Thursday, May 24, 2012

how I wiggled into grad school at the last minute (again)

America was the last minute decision. Gregory was on the bathroom floor when it happened – so the wedding won’t come after all – and the car still held the smell of rain after the windshield gave into the monsoon season that settled in outside our house in Boca Raton, where everything was shaped like swamp. There was this telephone call from Massachusetts, a straight drive north only a few days could accomplish, but what poetry is there to look at after a broken heart? With all the seats laid down, the arrangement of books and suitcases was exactly what my grandmother had taught me of jigsaw puzzles.

From Atlanta, there are only so many directions that are not south. In a letter, Rachel made a picture of Seattle out of stickers and crayons and both of us just lines with smiling, circled faces in the middle of it. To devise a plan in secret, one must surely tell everyone. Not quite home again in Atlanta, the look on every face was this: you’ll be murdered if you go alone. From my grandmother’s favorite chair, the story happens where she made her thumb a vehicle pointed west to San Francisco from the corner outside a D.C. barbershop where she let her red hair go pixie-short and dangerous. It ends, as things do, halfway in Chicago with my grandfather handsome on the street – and that was a million years ago, so what does it matter anyway, she wants to know. Why not go to Massachusetts and make poems out of birds?

In January, birdsong is south of anywhere. What my radio could dial safely into was blizzard, blizzard first upon some sleep in St. Louis, blizzard changing all recalled direction in Sioux City. Go tripping through Wyoming to find the places where ice eats new patterns into any shade of Chevrolet, where my little dog lost threads of sweaters to the snow. Any mountain pass will do for loss of what South Florida may have touched or thought of touching. Blizzard came all the way to the beach in Bellingham where Dylan pointed rock and roughage out of snow-shine to say, this is it, this is where you are.

I went west self-educated in lessons of layering and what that means, but I had not anticipated finding all my discount sadness so expertly packed among glassware, dishes, socks or rolled into the fabric of the one gray rug that had not been made means for dispute at going away. At the Half Price Books in Everett, there were well-labeled cases for words on every subject except advice on how to lose sadness in sad, wintry places. Rachel’s cartoon face went blurry when I unrolled an atlas on the floral of her living room carpet and imagined how all maps lead to warmer houses.

What Massachusetts has not learned of America is everywhere else. Drink as many beers in Portland as it takes. Lose all socks or sense in San Fernando as it pleases. I have already made poems out of birds. It was a middle-desert through every window somewhere in New Mexico when I once again made my own shape the way I had in younger summers when my grandmother had spun dials for direction, saying, out here there’s no one to notice if you’re old enough to drive. This is everywhere I want to show you when there’s a you to fill this sentence.

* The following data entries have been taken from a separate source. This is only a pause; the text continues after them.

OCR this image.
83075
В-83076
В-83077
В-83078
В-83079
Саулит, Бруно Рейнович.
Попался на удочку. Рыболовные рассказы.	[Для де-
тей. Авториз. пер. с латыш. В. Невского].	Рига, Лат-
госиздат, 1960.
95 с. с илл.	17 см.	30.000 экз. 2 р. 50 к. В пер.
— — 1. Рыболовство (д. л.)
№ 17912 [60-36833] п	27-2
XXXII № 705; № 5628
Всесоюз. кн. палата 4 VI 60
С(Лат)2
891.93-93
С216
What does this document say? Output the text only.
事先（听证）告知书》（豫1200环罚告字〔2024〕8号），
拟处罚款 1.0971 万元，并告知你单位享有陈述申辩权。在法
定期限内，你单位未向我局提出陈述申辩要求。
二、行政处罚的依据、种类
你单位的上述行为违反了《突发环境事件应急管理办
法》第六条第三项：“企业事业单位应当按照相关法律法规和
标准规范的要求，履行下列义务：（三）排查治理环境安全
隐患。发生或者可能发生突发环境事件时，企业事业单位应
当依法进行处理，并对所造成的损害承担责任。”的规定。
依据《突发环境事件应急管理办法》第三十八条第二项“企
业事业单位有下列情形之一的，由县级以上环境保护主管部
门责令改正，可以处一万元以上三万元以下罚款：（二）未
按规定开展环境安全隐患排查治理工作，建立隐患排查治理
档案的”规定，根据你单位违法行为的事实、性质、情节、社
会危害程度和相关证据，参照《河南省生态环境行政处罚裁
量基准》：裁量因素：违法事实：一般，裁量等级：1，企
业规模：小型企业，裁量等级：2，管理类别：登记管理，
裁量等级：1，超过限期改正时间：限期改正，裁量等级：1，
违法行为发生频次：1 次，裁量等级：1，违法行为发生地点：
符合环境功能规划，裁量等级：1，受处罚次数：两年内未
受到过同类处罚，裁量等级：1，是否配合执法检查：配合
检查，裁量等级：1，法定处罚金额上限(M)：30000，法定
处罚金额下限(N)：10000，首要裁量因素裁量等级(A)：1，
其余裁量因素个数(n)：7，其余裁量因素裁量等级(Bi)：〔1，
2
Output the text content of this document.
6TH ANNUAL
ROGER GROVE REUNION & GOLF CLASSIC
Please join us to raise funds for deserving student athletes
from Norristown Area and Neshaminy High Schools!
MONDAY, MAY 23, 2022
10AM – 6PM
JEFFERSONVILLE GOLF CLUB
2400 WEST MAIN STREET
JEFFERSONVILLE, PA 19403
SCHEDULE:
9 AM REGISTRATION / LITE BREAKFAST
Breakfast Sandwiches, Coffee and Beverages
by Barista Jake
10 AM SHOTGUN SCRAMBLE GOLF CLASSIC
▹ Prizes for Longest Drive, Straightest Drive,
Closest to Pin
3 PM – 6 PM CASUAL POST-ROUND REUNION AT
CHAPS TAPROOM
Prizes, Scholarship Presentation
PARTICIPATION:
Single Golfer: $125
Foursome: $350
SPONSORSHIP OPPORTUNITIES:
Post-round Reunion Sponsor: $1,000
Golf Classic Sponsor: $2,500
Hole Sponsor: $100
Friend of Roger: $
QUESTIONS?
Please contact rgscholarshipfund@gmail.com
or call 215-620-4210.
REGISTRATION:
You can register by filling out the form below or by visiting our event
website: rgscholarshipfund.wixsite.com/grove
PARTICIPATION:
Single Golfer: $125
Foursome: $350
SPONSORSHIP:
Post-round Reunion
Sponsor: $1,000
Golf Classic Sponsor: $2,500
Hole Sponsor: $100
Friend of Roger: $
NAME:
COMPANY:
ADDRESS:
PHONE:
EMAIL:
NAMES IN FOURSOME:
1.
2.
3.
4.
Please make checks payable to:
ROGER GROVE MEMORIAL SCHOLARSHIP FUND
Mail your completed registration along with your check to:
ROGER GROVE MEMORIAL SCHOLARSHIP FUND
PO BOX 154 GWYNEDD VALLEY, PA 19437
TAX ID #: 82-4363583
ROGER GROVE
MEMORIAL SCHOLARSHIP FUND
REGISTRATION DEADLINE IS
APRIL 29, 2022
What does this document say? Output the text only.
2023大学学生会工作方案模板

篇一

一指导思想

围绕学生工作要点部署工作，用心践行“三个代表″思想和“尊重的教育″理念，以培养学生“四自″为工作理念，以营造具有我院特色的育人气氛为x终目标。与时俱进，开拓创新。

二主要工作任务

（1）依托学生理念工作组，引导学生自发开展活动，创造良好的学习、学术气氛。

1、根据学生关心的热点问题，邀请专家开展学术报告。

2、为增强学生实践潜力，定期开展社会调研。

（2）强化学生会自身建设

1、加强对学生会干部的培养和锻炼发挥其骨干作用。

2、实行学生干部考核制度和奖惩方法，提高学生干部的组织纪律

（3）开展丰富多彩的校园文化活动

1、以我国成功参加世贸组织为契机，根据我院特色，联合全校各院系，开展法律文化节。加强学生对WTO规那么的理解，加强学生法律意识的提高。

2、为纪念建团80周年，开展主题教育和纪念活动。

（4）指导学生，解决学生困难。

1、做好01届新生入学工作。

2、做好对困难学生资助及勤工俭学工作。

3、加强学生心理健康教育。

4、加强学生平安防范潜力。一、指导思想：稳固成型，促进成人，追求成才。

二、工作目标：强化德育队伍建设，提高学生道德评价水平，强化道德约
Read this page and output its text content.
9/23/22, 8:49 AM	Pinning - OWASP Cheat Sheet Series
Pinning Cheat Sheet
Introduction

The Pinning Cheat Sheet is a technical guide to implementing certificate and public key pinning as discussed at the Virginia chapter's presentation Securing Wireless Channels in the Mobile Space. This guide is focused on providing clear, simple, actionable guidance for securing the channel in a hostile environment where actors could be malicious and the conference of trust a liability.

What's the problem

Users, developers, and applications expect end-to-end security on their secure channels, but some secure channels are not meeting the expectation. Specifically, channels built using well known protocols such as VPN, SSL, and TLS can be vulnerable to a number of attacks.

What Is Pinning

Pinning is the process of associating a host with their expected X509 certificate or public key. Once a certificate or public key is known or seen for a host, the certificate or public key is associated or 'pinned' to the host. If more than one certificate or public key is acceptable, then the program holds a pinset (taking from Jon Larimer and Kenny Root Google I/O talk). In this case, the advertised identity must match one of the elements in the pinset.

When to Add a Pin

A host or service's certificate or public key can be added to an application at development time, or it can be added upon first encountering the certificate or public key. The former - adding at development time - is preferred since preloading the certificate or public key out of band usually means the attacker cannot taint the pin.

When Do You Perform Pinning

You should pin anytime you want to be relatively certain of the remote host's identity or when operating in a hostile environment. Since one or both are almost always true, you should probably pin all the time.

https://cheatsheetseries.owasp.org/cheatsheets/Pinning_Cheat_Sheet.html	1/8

I was a month deep into country when my bank account went blue as I had been, and I was forced at last to make maps to anywhere I wanted to be visited at home. Here: come and meet the oak tree out my front window though it is too dark now to make out anything but the whole of it. Exhibit A will be the one gray rug and how it has changed and changed me on the backs of these new hardwoods and everyone who has made a home upon them. Check my temperature for registries of this new life I’m making out of mountain and riverside and every stoplight in every state that’s ever helped or held me.

From my couch in Candler Park, I call Korea to talk to the future. What my students want most of America could be written on a postcard – Do you know Boyz II Men? Have you ever met Margaret Mitchell? Can I ask your advice? – because somehow someone somewhere believes that having been born in America has given me a wisdom that other peoples in other places have not yet been able to achieve. How can I – I’d like to ask them in return – how can I, this skinny white girl from one city in one state, be a symbol of what America is or has been for fifty students studying more topics more diligently than any American student could ever muster a groan for when I can only coo across a telephone line in a smooth and steady voice I learned from so much childhood spent falling asleep to shoddily recorded VHS tapes of Walter Cronkite delivering the same news stories to the same audience until the screen goes blinking gray to mark the end of everything but dreams? Spring comes, and already I’ve forgotten everything that ever was of winter.

In the morning when it comes time again for poems, which it will and does, let my bookshelf go unfeathered as it is and the flowers in their vases bloom toward something more than still-life on a canvas gifted to a friend whose birthday I’ve forgotten again this year. Let the placemats where I’ve left them be only placemats holding spaces for future guests I’ve still to meet so that they may press their own portraits into the table by way of mealtime. Let the walls themselves hold residue of every color and texture of sand I’ve ever stepped in or collected in my most forgotten body, or, if they won’t, let them release me to the streets where I’ll be peopled every passing year. Then once I’ve cleared those sidewalks in both and back directions, I will knock on every door, calling, let me in, let me in so that I may learn enough to look any stranger in the eye and say, this? This is an American poem.